I'm trying to convert my JavaScript functions to a dojo Class. I've a setTimeOut("functionName",2000)
in one of my JS method. How do I call this from a method in the class decared using dojo.declare method. For example, below is my custom class.
dojo.declare("Person",null,{
constructor:function(age,country,name,state){
this.age=age;
this.country=country;
this.name=name;
this.state=state;
},
moveToNewState:function(newState){
this.state=newState;
//I need to call "isStateChanged" method after 2000 ms. How do I do this?

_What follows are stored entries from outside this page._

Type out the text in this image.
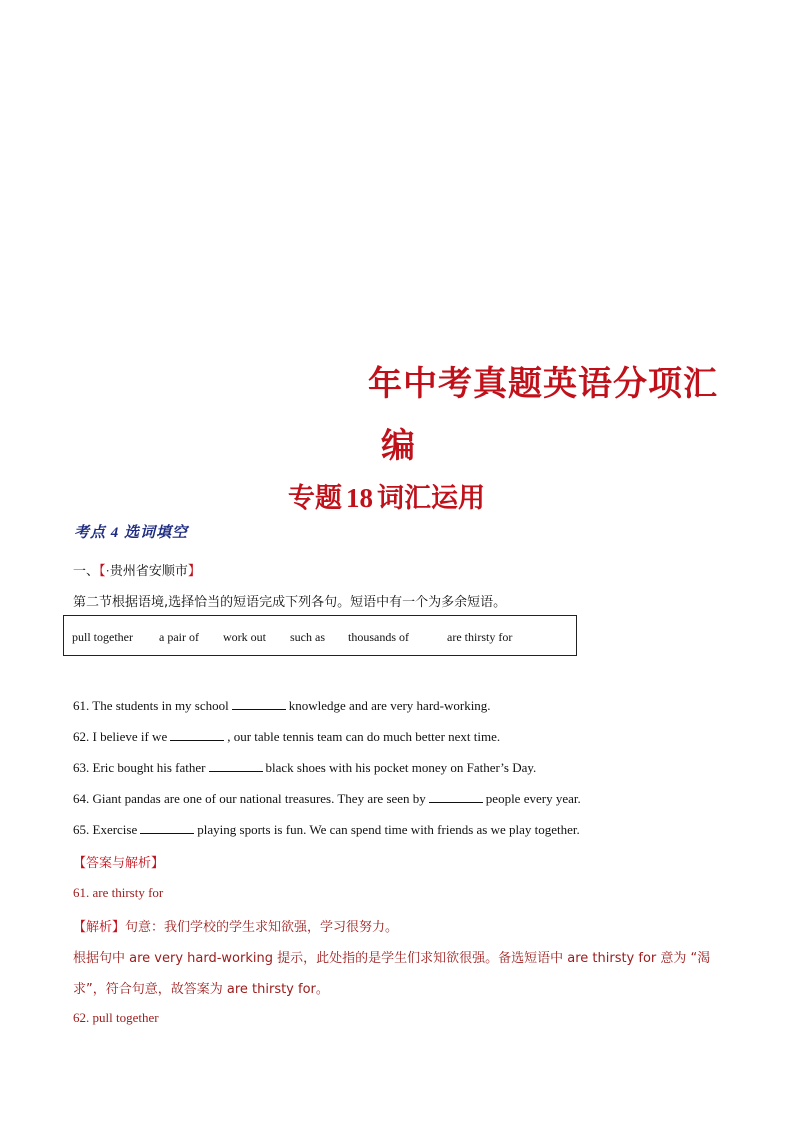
年中考真题英语分项汇
编
专题 18 词汇运用
考点 4 选词填空
一、【·贵州省安顺市】
第二节根据语境,选择恰当的短语完成下列各句。短语中有一个为多余短语。
pull together a pair of work out such as thousands of	are thirsty for
61. The students in my school	knowledge and are very hard-working.
62. I believe if we	, our table tennis team can do much better next time.
63. Eric bought his father	black shoes with his pocket money on Father’s Day.
64. Giant pandas are one of our national treasures. They are seen by	people every year.
65. Exercise	playing sports is fun. We can spend time with friends as we play together.
【答案与解析】
61. are thirsty for
【解析】句意：我们学校的学生求知欲强，学习很努力。
根据句中 are very hard-working 提示，此处指的是学生们求知欲很强。备选短语中 are thirsty for 意为 “渴
求”，符合句意，故答案为 are thirsty for。
62. pull together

setTimeOut("isStateChanged",2000);
},
isStateChanged:function(){
alert('state is updated');
}
});
var person=new Person(12,"US","Test","TestState");
person.moveToNewState("NewState");
Please let me know how I can call isStateChanged
method from moveToNewState
method after 2000ms.
What you're looking for is a way of binding the this
value to the function that setTimeout
will call:
moveToNewState:function(newState){
// Remember `this` in a variable within this function call
var context = this;
// Misc logic
this.state = newState;
// Set up the callback
setTimeout(function() {
// Call it
context.isStateChanged();
}, 2000);
},
The above is using a closure to bind the context (see: Closures are not complicated), which is the usual way to do this. Dojo may offer a built-in function for generating these "bound" callbacks (Prototype and jQuery do). (Edit: It does, in his comment below peller kindly pointed out dojo.hitch
.)
More about this general concept here: You must remember this
This has nothing to do with dojo, this is pure javascript. What you're looking for is:
var $this = this;
setTimeout(function() { $this.isStateChanged() }, 2000);
Check out the docs on setTimeout.
Oh, and, please don't use quotes around your function names (because that makes it a useless string that will probably get eval
ed and will give an error).
You could simply call setTimeout(this.isStateChanged, 2000)

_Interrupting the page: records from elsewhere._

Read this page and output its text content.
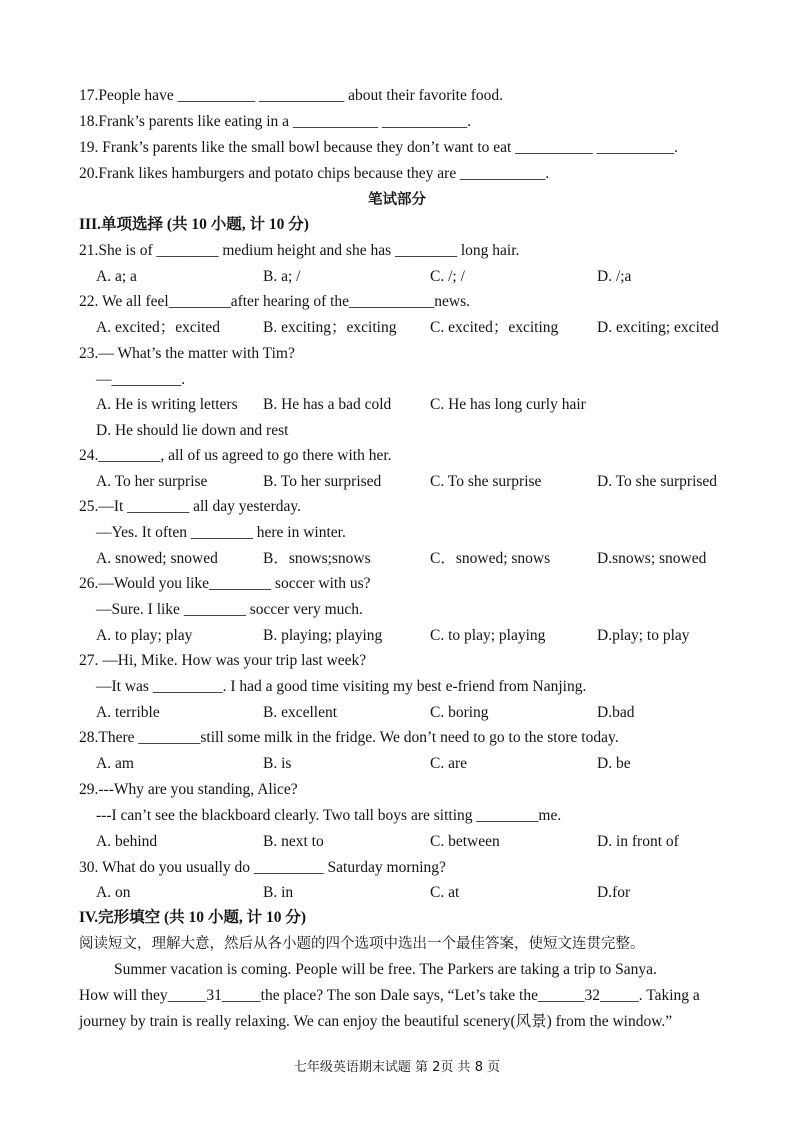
17.People have __________ ___________ about their favorite food.
18.Frank’s parents like eating in a ___________ ___________.
19. Frank’s parents like the small bowl because they don’t want to eat __________ __________.
20.Frank likes hamburgers and potato chips because they are ___________.
笔试部分
III.单项选择 (共 10 小题, 计 10 分)
21.She is of ________ medium height and she has ________ long hair.
A. a; a	B. a; /	C. /; /	D. /;a
22. We all feel________after hearing of the___________news.
A. excited；excited	B. exciting；exciting C. excited；exciting D. exciting; excited
23.— What’s the matter with Tim?
—_________.
A. He is writing letters B. He has a bad cold C. He has long curly hair
D. He should lie down and rest
24.________, all of us agreed to go there with her.
A. To her surprise	B. To her surprised	C. To she surprise	D. To she surprised
25.—It ________ all day yesterday.
—Yes. It often ________ here in winter.
A. snowed; snowed	B．snows;snows	C．snowed; snows	D.snows; snowed
26.—Would you like________ soccer with us?
—Sure. I like ________ soccer very much.
A. to play; play	B. playing; playing	C. to play; playing	D.play; to play
27. —Hi, Mike. How was your trip last week?
—It was _________. I had a good time visiting my best e-friend from Nanjing.
A. terrible	B. excellent	C. boring	D.bad
28.There ________still some milk in the fridge. We don’t need to go to the store today.
A. am	B. is	C. are	D. be
29.---Why are you standing, Alice?
---I can’t see the blackboard clearly. Two tall boys are sitting ________me.
A. behind	B. next to	C. between	D. in front of
30. What do you usually do _________ Saturday morning?
A. on	B. in	C. at	D.for
IV.完形填空 (共 10 小题, 计 10 分)
阅读短文，理解大意，然后从各小题的四个选项中选出一个最佳答案，使短文连贯完整。
Summer vacation is coming. People will be free. The Parkers are taking a trip to Sanya.
How will they_____31_____the place? The son Dale says, “Let’s take the______32_____. Taking a
journey by train is really relaxing. We can enjoy the beautiful scenery(风景) from the window.”
七年级英语期末试题 第 2页 共 8 页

which will pass the correct function reference, not unlike the way you would call the method directly. The expression this.isStateChanged
is evaluated immediately. To make the call, there's no need to wrap it in an extra function or declare local variables.
To bind the this
variable to the called function, you can use dojo.hitch which will create its own closure without polluting the local variable space and potentially leaking through other references.